Durante ese tiempo, y más si se produce algún retraso, los viajeros harán transbordos en autobús entre Bilbao y Zorroza. «Es el último esfuerzo que les pedimos después de cuatro años largos y duros», afirma el gerente de Viajeros de Feve para Cantabria, Vizcaya y León, Rafael Valero. La circulación se ha mantenido en todo momento, con las «molestias y retrasos» que supone convivir con las obras. Hasta hoy. A las seis, cuando vean pasar el último tren, los operarios cortarán la corriente e iniciarán la puesta en marcha del nuevo trazado ferroviario.

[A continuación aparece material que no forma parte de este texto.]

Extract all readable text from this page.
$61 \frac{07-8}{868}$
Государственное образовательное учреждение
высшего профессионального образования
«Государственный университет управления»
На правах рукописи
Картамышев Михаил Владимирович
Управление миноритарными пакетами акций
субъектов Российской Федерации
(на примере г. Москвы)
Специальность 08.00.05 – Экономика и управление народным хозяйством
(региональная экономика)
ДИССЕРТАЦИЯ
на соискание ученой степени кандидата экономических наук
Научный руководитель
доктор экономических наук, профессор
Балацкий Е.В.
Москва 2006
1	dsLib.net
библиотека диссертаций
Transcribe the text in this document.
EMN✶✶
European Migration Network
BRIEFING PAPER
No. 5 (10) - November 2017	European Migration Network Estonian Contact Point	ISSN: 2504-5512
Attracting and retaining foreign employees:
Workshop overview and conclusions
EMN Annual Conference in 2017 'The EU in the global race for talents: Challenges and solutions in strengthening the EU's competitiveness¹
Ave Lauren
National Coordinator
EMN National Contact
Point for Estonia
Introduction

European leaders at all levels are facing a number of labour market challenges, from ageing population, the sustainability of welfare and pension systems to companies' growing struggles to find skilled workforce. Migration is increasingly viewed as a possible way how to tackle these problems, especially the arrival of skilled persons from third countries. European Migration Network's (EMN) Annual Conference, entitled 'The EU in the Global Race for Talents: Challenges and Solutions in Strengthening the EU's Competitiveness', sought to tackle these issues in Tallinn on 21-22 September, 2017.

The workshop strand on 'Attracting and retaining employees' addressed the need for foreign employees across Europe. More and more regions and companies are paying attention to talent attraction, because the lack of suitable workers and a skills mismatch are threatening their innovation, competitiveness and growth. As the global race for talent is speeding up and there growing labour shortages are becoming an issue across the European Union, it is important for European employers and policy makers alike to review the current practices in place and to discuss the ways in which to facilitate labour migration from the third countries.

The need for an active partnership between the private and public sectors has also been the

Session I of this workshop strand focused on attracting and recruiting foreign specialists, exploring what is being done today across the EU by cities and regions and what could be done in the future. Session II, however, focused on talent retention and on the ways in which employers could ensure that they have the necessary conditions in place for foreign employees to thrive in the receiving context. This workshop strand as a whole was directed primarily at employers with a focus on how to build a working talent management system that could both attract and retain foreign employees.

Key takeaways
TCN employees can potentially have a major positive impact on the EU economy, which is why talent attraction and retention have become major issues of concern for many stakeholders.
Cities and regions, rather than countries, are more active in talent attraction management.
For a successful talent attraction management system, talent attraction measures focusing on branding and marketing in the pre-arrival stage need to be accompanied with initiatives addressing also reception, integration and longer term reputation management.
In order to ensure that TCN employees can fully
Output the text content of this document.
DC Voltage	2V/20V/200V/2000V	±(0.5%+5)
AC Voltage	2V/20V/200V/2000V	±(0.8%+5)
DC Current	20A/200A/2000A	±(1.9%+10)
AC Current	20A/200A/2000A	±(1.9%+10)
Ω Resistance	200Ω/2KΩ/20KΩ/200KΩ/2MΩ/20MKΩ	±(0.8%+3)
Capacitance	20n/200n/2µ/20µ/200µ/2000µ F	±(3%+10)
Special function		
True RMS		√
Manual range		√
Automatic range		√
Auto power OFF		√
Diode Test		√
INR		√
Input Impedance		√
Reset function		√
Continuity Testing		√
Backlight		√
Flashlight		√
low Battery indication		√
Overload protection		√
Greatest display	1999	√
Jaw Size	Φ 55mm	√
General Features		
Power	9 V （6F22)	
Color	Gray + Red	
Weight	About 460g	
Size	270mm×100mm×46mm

En realidad, harán tres cosas a la vez. Para habilitar los accesos peatonales a la nueva estación hay que levantar parte de las vías que hasta ahora han estado en servicio. Situada frente al hospital, a la altura del edificio de consultas externas, pese a estar bajo tierra tendrá luz natural, porque se ha aprovechado el desnivel del terreno para instalar una gran cristalera. «En la puerta hay una parada de autobús, tenemos el tranvía a un minuto y estamos cerca del metro y Termibus. Es una intermodal», destaca Valero. De momento funcionará con accesos provisionales, a la espera de urbanizar la zona.

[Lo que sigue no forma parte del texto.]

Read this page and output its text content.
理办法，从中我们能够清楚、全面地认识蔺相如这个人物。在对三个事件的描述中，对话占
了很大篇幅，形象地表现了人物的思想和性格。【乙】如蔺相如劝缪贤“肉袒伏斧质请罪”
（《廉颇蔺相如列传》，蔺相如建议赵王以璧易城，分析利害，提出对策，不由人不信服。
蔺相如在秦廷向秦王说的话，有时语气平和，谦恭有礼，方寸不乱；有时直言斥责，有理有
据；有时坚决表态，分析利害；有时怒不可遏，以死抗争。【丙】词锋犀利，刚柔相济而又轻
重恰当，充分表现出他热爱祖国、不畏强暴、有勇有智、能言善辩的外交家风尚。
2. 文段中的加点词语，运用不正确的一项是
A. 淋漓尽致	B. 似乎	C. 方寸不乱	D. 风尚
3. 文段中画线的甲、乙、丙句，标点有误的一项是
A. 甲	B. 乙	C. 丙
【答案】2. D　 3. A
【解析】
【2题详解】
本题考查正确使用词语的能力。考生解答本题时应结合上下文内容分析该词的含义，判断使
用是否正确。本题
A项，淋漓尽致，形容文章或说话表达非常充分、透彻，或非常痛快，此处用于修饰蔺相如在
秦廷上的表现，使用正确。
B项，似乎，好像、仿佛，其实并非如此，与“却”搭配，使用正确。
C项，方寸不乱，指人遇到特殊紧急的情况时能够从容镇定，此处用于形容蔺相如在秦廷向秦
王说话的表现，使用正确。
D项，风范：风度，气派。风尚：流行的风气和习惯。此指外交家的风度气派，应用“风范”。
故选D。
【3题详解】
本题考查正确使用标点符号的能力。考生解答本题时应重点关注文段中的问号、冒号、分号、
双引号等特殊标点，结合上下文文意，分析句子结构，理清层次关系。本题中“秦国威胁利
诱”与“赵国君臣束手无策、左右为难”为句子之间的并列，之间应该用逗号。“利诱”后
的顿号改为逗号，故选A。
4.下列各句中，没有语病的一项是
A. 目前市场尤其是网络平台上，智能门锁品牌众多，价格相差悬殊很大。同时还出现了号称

Mientras tanto, en Olabeaga trabajarán dos excavadoras «y habrá camiones entrando y saliendo», explican fuentes de Bilbao Ría 2000, que se encargará de ejecutar las obras bajo la supervisión de Feve. Para conectar el nuevo trazado con el resto del recorrido es necesario hacer movimientos de tierras. En el otro punto de enlace, a la altura del puente de Gordoniz, el terreno está más nivelado. Se han traído dos máquinas bateadoras -una de reserva por ser fin de semana- para nivelar las vías y meter el balasto en los empalmes.
El resto del trazado está completo y «ya se han hecho pruebas de todo el material». La tercera operación consiste en instalar los sistemas de seguridad, señalización y comunicaciones, todo lo necesario para que el tren empiece a andar. Durante unos meses circulará en vía única, hasta que el derribo del 'puente del camello' permita ampliar el tendido. El lunes no habrá inauguración oficial. El alcalde, el presidente de Feve y otros consejeros de Bilbao Ría 2000 visitarán la zona el martes.